Kongre Baskını ile Boğaziçi Üniversitesi’nin ne alâkası var?

Kongre Baskını ile Boğaziçi Üniversitesinin rektör ataması arasındaki ilişki sanıldığı kadar zayıf değil! Aksine, çok güçlü bir operasyon bağı var: Erdoğan’ın başkanlığını Trump ile özdeşleştirmek!

GÜÇ, kendi içinde türlere ayrılır: Çapulcu güç, Sin(diren)si güç ve hak eden güç.

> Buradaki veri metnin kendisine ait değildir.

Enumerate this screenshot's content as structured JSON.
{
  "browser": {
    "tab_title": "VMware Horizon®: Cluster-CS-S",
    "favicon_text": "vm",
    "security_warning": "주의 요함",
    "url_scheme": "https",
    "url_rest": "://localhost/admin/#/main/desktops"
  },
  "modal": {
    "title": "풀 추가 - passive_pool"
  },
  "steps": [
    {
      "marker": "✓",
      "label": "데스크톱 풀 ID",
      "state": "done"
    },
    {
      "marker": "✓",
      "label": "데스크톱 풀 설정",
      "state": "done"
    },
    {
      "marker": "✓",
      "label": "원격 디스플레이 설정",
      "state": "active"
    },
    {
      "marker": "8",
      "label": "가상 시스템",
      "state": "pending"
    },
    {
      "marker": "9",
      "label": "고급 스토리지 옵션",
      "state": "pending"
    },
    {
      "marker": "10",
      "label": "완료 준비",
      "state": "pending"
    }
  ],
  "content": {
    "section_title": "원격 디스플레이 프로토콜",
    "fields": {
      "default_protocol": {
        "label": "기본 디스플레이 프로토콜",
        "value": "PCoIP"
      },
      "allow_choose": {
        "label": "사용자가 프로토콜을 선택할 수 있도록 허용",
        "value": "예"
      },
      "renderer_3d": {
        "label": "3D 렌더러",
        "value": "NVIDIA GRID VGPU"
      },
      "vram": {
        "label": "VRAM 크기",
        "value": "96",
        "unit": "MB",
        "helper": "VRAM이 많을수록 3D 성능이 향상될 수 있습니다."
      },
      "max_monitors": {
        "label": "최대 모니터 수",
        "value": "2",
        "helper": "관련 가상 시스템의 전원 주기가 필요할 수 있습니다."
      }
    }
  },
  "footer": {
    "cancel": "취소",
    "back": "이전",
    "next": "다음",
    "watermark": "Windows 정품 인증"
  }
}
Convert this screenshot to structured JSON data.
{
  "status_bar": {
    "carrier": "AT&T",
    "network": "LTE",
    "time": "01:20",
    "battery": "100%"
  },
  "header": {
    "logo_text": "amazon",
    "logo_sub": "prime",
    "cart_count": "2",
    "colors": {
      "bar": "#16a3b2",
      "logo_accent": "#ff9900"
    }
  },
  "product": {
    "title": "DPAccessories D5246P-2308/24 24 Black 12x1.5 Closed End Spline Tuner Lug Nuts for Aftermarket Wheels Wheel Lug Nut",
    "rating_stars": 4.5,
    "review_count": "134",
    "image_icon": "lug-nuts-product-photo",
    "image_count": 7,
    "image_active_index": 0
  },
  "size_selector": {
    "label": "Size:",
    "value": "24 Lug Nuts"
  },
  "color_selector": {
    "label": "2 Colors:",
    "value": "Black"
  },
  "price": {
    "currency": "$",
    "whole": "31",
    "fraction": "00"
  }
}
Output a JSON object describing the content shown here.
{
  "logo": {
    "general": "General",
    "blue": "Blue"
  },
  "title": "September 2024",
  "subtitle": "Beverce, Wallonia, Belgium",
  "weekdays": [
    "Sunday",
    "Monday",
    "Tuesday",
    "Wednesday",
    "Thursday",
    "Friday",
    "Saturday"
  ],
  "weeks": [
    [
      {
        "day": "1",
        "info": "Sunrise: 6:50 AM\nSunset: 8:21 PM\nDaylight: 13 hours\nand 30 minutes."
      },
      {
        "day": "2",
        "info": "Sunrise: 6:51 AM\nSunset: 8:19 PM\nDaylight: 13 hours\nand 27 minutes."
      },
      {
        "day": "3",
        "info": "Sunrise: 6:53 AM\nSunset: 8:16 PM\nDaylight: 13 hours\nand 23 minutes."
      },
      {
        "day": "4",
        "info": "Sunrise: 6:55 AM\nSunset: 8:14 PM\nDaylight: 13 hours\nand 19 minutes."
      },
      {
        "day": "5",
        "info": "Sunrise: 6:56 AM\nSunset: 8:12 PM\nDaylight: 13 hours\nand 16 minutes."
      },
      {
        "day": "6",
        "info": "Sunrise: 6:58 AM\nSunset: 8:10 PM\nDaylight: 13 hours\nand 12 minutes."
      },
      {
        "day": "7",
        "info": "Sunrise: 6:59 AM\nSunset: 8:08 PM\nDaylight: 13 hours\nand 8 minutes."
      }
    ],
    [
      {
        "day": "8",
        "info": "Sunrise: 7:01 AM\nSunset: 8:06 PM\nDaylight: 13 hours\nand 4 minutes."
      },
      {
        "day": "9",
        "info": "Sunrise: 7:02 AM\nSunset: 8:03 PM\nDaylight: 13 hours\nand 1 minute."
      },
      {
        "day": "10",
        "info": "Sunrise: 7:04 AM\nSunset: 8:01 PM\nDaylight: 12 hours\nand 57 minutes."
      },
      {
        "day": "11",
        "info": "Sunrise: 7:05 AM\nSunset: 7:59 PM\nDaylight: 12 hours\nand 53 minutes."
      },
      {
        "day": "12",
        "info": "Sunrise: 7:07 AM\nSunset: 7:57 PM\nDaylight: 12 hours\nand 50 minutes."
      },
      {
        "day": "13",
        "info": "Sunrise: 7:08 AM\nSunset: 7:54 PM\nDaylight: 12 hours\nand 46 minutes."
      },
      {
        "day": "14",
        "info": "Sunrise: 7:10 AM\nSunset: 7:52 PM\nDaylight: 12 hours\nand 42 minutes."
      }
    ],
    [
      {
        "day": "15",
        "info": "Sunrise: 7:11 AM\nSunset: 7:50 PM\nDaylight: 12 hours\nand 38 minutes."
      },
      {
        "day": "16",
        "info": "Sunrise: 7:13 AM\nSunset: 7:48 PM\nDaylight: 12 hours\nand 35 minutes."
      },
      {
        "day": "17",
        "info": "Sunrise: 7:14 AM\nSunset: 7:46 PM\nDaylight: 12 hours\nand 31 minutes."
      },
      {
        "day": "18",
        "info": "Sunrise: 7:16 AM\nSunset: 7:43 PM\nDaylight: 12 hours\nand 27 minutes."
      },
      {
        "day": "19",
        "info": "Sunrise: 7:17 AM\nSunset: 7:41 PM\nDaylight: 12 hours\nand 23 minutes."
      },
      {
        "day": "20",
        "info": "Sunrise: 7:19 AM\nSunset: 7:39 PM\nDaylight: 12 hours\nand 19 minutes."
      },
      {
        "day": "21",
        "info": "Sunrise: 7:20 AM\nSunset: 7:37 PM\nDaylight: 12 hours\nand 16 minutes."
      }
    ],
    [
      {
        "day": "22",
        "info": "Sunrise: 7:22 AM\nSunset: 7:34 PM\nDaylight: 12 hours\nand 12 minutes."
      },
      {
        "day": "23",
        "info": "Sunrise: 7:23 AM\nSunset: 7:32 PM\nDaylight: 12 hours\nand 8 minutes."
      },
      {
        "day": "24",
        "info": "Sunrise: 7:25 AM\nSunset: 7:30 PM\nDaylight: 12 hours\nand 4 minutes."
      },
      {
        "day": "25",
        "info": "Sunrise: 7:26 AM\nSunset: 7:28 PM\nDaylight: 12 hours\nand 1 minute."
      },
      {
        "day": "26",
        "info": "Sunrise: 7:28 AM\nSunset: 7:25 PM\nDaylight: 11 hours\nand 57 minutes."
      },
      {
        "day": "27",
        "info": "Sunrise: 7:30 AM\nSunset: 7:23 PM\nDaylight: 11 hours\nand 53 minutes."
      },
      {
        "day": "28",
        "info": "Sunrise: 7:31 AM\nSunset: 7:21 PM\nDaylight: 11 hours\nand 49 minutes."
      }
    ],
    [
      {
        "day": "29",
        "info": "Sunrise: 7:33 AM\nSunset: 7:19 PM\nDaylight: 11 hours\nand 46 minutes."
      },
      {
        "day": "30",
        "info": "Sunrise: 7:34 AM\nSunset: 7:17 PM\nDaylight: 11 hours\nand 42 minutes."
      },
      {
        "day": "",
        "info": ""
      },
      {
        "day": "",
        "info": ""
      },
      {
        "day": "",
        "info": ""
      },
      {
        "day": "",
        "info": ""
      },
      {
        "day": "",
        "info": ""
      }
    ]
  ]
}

Örneğin ABD gücü hakkında konuşsak, bu üç türün de at başı yarışacağından kuşku duymayız. Belki bazı yorumcular bu üç türü üç evre olarak tarif edecekler…

ABD keşfinde “çapulcu”; İç Savaş sonrası Birleşik/ABD kuruluşu sürecinde “sin(diren)si” ve şimdi de “hak eden” güç…

Nitekim Batı yaşam tarzını benimsemiş her kesimin ABD algısı, “Hak ederek güçlendiler; bu güçle yaptıkları da hak edilmiş kazanımlarıdır ve her koşulda rakiplerinin hakkından gelirler!” şeklindeki anlayıştır.

Aslında bu algıyı “güç” türüyle ilişkilendirmek açısından şu formatta bütünlemek mümkün: Çapulcu güç karşısında korku, sin(diren)si güç karşısında öğretilmiş çâresizlik ve hak eden güç karşısında bağımlı/hayran duruş gelişir!

ABD Kongre Baskını’nı, “Trump densizliğinde gelişen tipik çapulcu eylemi” etiketiyle geçiştirmek mümkün. Hattâ Cumhuriyetçilerin “Trump sakarlığı” yorumu da bir özür dileme sayılabilir.

Ancak, “Kongre Baskını bir ABD içi sosyolojiye ‘biyopsi’ ipucu verir mi?” penceresinden arka plân perdesini aralarsak, konuşulacak şey birikir!

Hesapta olmayan bir gündem; Kongre Baskını, “Erdoğan seçim kaybederse Trump gibi davranacak” hazırlığına malzeme edilir mi? Bu algı malzemesi için Boğaziçi Üniversitesi Rektörünün ataması “bahane” olur mu?

Meselâ Millet İttifakı, “ABD öyle bir başkanlık sistemine sahip ki burada kurumların hâkimiyeti var ve gücü elde eden başkan istediği gibi davranamıyor; davranmaya da kalkınca hemen mekanizma çalışıyor. Oysa Türkiye’de Cumhurbaşkanlığı Sistemi, kurumsal olmayan ‘tek adam’ üzere kurulmuş bir sistemdir; dolayısıyla Erdoğan seçim kaybettiğinde, Kongre Baskını’ndan daha riskli olaylar olacaktır!” içeriğinde bir kamuoyu hazırlığı yapıyor olamaz mı?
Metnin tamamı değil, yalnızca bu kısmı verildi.